Jewelry retailers discuss why they have adopted cryptocurrency in their business. Is it right for you?
Cryptocurrency might be a volatile market, but it is not a new one. Reeds Jewelers, with 65 stores, and California jeweler Stephen Silver, with two locations, have both been accepting crypto since 2014. In subsequent years, a few stores have joined them, including Marks Jewelers in Pennsylvania and Oliver Smith in Arizona. Still, crypto has largely been the purview of online-only stores and luxury watch resellers.
Hemal Nagarsheth, partner in the financial services practice of Kearney, a global strategy and management consulting firm, confirms the trend is still young. “We have observed cryptocurrency being introduced as a payment option via partners for some boutique jewelry merchants, and one prominent online luxury marketplace, as well as stated plans for acceptance by various luxury handbag and watch brands,” he says.
Why stores are taking the plunge
More and more retailers are testing the waters, confirms Jon Bumann, general manager at Chalmers Jewelers, with two locations in Wisconsin. His stores began accepting major cryptos, such as Bitcoin, Ethereum, and Litecoin, in April 2021. “The market was doing well, and I had been mining it, and then Shopify allowed that to be an option, and said they could accept it through Coinbase,” he explains. “Our dive into them stems from the allure of lower processing fees, faster payments, less potential for fraud, and zero chargebacks.” In March 2022, Continental Diamond in St. Louis Park, Minnesota, became the first store in the state to accept cryptocurrency. “We already accept all kinds of items in exchange for our product,” says Andrew Furman, manager of his family’s second generation store. “We do trades all the
time. We take people’s old gold on trade. We take people’s diamonds on trade. We take people’s fancy watches on trade. So why not accept cryptocurrency as well?”
Yet, Nagarsheth relates that consumer acceptance is slow. “We have found, in our consumer surveys, that
there is not as yet a significant base of cryptocurrency usage. Affluent consumers, [such as] those with annual income greater than $200,000, [value] convenience and rewards when deciding which payment method to use for a purchase.”
Who is the crypto customer?
Bumann notes that most of his crypto customers are men under 35, who purchase fashion jewelry, engagement rings, diamond studs and gold chains. “They made this money, [and] if they see the market starting to dip, they want to go buy something,” he says. “I see that same thing when the stock market fluctuates. People pull their money out and come in and buy gold.”

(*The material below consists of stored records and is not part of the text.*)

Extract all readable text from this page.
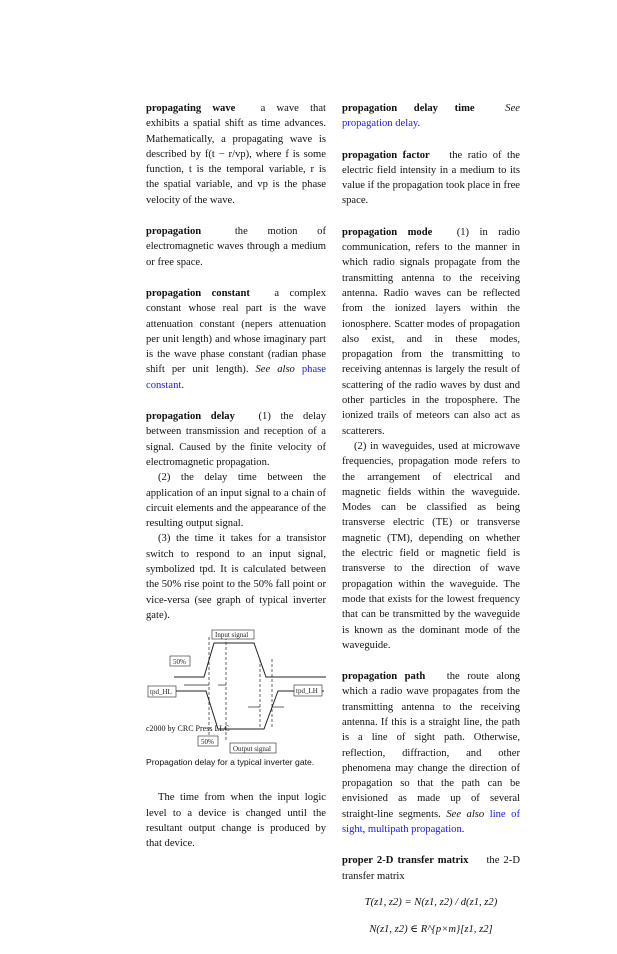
propagating wave a wave that exhibits a spatial shift as time advances. Mathematically, a propagating wave is described by f(t − r/vp), where f is some function, t is the temporal variable, r is the spatial variable, and vp is the phase velocity of the wave.

propagation	the motion of electromagnetic waves through a medium or free space.

propagation constant a complex constant whose real part is the wave attenuation constant (nepers attenuation per unit length) and whose imaginary part is the wave phase constant (radian phase shift per unit length). See also phase constant.

propagation delay (1) the delay between transmission and reception of a signal. Caused by the finite velocity of electromagnetic propagation.

(2) the delay time between the application of an input signal to a chain of circuit elements and the appearance of the resulting output signal.

(3) the time it takes for a transistor switch to respond to an input signal, symbolized tpd. It is calculated between the 50% rise point to the 50% fall point or vice-versa (see graph of typical inverter gate).

Input signal
50%
tpd_HL	tpd_LH
50%
Output signal

Propagation delay for a typical inverter gate.

The time from when the input logic level to a device is changed until the resultant output change is produced by that device.

propagation delay time	See propagation delay.

propagation factor the ratio of the electric field intensity in a medium to its value if the propagation took place in free space.

propagation mode (1) in radio communication, refers to the manner in which radio signals propagate from the transmitting antenna to the receiving antenna. Radio waves can be reflected from the ionized layers within the ionosphere. Scatter modes of propagation also exist, and in these modes, propagation from the transmitting to receiving antennas is largely the result of scattering of the radio waves by dust and other particles in the troposphere. The ionized trails of meteors can also act as scatterers.

(2) in waveguides, used at microwave frequencies, propagation mode refers to the arrangement of electrical and magnetic fields within the waveguide. Modes can be classified as being transverse electric (TE) or transverse magnetic (TM), depending on whether the electric field or magnetic field is transverse to the direction of wave propagation within the waveguide. The mode that exists for the lowest frequency that can be transmitted by the waveguide is known as the dominant mode of the waveguide.

propagation path the route along which a radio wave propagates from the transmitting antenna to the receiving antenna. If this is a straight line, the path is a line of sight path. Otherwise, reflection, diffraction, and other phenomena may change the direction of propagation so that the path can be envisioned as made up of several straight-line segments. See also line of sight, multipath propagation.

proper 2-D transfer matrix the 2-D transfer matrix

T(z1, z2) = N(z1, z2) / d(z1, z2)

N(z1, z2) ∈ R^{p×m}[z1, z2]

c2000 by CRC Press LLC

Crypto could also appeal to shoppers looking to avoid international transaction fees, reports Nagarsheth. “Cryptocurrency could hold appeal to purchasers who face friction and high costs when having to transfer fiat money [coin and paper currencies] across borders. There could also be appeal and added value for consumers in high-inflation markets who may see potential future appreciation of cryptocurrency as
a built-in hedge to store assets, versus fiat money accounts.”

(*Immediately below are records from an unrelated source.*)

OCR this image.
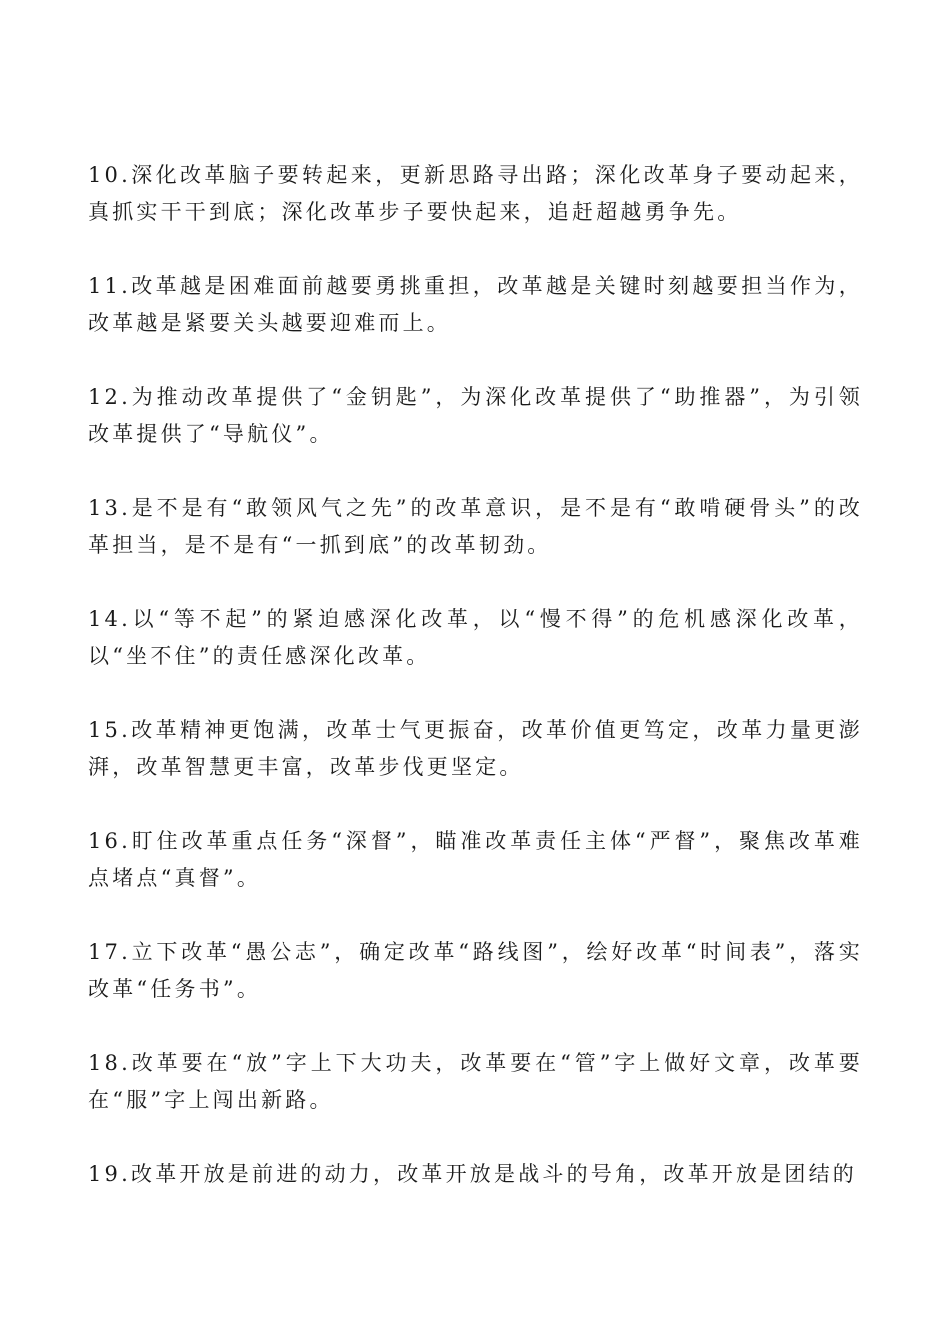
10.深化改革脑子要转起来，更新思路寻出路；深化改革身子要动起来，真抓实干干到底；深化改革步子要快起来，追赶超越勇争先。

11.改革越是困难面前越要勇挑重担，改革越是关键时刻越要担当作为，改革越是紧要关头越要迎难而上。

12.为推动改革提供了“金钥匙”，为深化改革提供了“助推器”，为引领改革提供了“导航仪”。

13.是不是有“敢领风气之先”的改革意识，是不是有“敢啃硬骨头”的改革担当，是不是有“一抓到底”的改革韧劲。

14.以“等不起”的紧迫感深化改革，以“慢不得”的危机感深化改革，以“坐不住”的责任感深化改革。

15.改革精神更饱满，改革士气更振奋，改革价值更笃定，改革力量更澎湃，改革智慧更丰富，改革步伐更坚定。

16.盯住改革重点任务“深督”，瞄准改革责任主体“严督”，聚焦改革难点堵点“真督”。

17.立下改革“愚公志”，确定改革“路线图”，绘好改革“时间表”，落实改革“任务书”。

18.改革要在“放”字上下大功夫，改革要在“管”字上做好文章，改革要在“服”字上闯出新路。

19.改革开放是前进的动力，改革开放是战斗的号角，改革开放是团结的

How to accept digital currency
Setup is easy, and fees are low, stresses Bumann: “You could set up a digital wallet in 10 minutes.” He confides that the fee to transfer crypto to his bank is low and based on network usage. “We might move a few thousand dollars, and it might only cost us $1.00 or 40 cents. And that’s the only fee we pay.” He adds that he is constantly reevaluating his strategies and now only accepts USD Coin (USDC), an Ethereum-based stablecoin pegged to the US dollar. If customers want to buy something from his store with another type of cryptocurrency, they need to first convert their currency to USDC — and the customer pays the fee for that conversion.
Some stores don’t even use digital wallets, remarks Furman. “We didn’t have to set up a digital wallet, because we’re using Bitpay. They let you instantly convert your crypto to US dollars, or [you can] keep a percentage of the payment in crypto.” He says that his transaction fee is “similar to a credit card fee.”

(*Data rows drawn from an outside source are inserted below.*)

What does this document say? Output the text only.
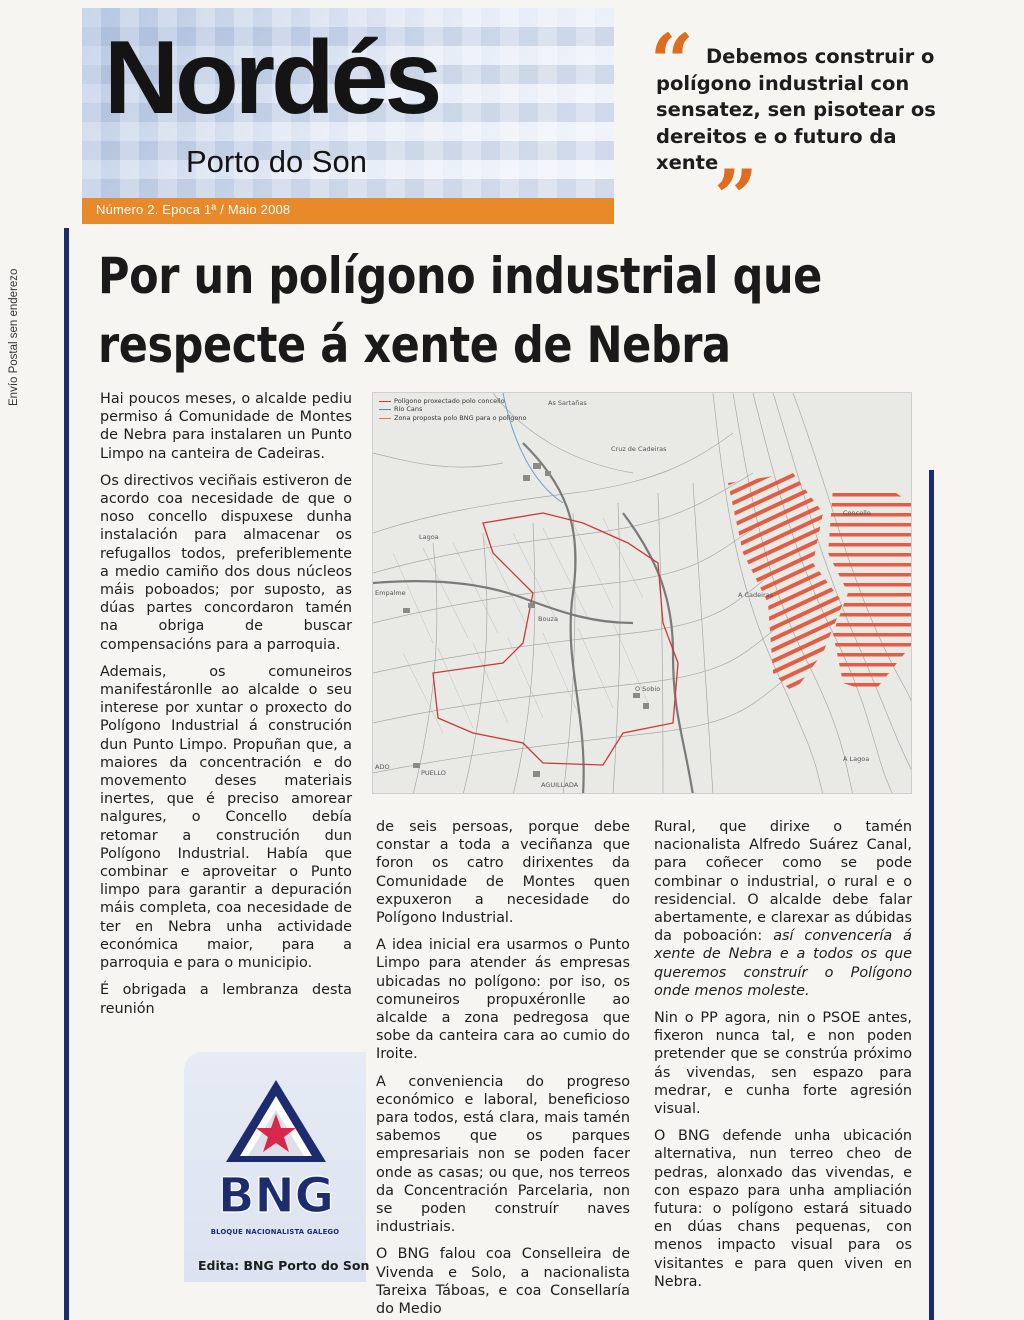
Nordés
Porto do Son
Número 2. Epoca 1ª / Maio 2008
“ Debemos construir o polígono industrial con sensatez, sen pisotear os dereitos e o futuro da xente
”
Envío Postal sen enderezo Por un polígono industrial que
respecte á xente de Nebra

Hai poucos meses, o alcalde pediu permiso á Comunidade de Montes de Nebra para instalaren un Punto Limpo na canteira de Cadeiras.

Os directivos veciñais estiveron de acordo coa necesidade de que o noso concello dispuxese dunha instalación para almacenar os refugallos todos, preferiblemente a medio camiño dos dous núcleos máis poboados; por suposto, as dúas partes concordaron tamén na obriga de buscar compensacións para a parroquia.

Ademais, os comuneiros manifestáronlle ao alcalde o seu interese por xuntar o proxecto do Polígono Industrial á construción dun Punto Limpo. Propuñan que, a maiores da concentración e do movemento deses materiais inertes, que é preciso amorear nalgures, o Concello debía retomar a construción dun Polígono Industrial. Había que combinar e aproveitar o Punto limpo para garantir a depuración máis completa, coa necesidade de ter en Nebra unha actividade económica maior, para a parroquia e para o municipio.

É obrigada a lembranza desta reunión

Polígono proxectado polo concello
Río Cans
Zona proposta polo BNG para o polígono
As Sartañas
Cruz de Cadeiras
Lagoa
Concello
Empalme
Bouza
O Sobio
A Lagoa
ADO
PUELLO
AGUILLADA
A Cadeiras

de seis persoas, porque debe constar a toda a veciñanza que foron os catro dirixentes da Comunidade de Montes quen expuxeron a necesidade do Polígono Industrial.

A idea inicial era usarmos o Punto Limpo para atender ás empresas ubicadas no polígono: por iso, os comuneiros propuxéronlle ao alcalde a zona pedregosa que sobe da canteira cara ao cumio do Iroite.

A conveniencia do progreso económico e laboral, beneficioso para todos, está clara, mais tamén sabemos que os parques empresariais non se poden facer onde as casas; ou que, nos terreos da Concentración Parcelaria, non se poden construír naves industriais.

O BNG falou coa Conselleira de Vivenda e Solo, a nacionalista Tareixa Táboas, e coa Consellaría do Medio

Rural, que dirixe o tamén nacionalista Alfredo Suárez Canal, para coñecer como se pode combinar o industrial, o rural e o residencial. O alcalde debe falar abertamente, e clarexar as dúbidas da poboación: así convencería á xente de Nebra e a todos os que queremos construír o Polígono onde menos moleste.

Nin o PP agora, nin o PSOE antes, fixeron nunca tal, e non poden pretender que se constrúa próximo ás vivendas, sen espazo para medrar, e cunha forte agresión visual.

O BNG defende unha ubicación alternativa, nun terreo cheo de pedras, alonxado das vivendas, e con espazo para unha ampliación futura: o polígono estará situado en dúas chans pequenas, con menos impacto visual para os visitantes e para quen viven en Nebra.

BNG
BLOQUE NACIONALISTA GALEGO
Edita: BNG Porto do Son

Understanding the challenges
One of the biggest challenges associated with consumer adoption of crypto is messaging, declares Nagarsheth. “Convincing consumers that they can securely make large value purchases with cryptocurrency will present a headwind, especially as breaches gain prominence in media reporting.” He also notes a lack of consumer awareness and sophistication regarding cryptocurrencies, and that “marked declines in value for leading cryptocurrencies may dissuade future interest.”
Furman sees cryptocurrency as an opportunity. “It’s opening up a new market for customers to buy. It’s really just a new payment method. And any way we can make it easier for our customers to interact with us, as retailers, in my mind, is a win,” he says. “We need to figure out how to make our transactions as easy as possible for our customers. And the easier we can make it, the more we’re going to sell.”
Eventually, crypto will be widely accepted, concludes Bumann, adding: “Companies like Coinbase already offer debit cards that allow consumers to pay for their purchases at any retailer that accepts Visa. Your store may already be accepting converted crypto and you don’t even know it.”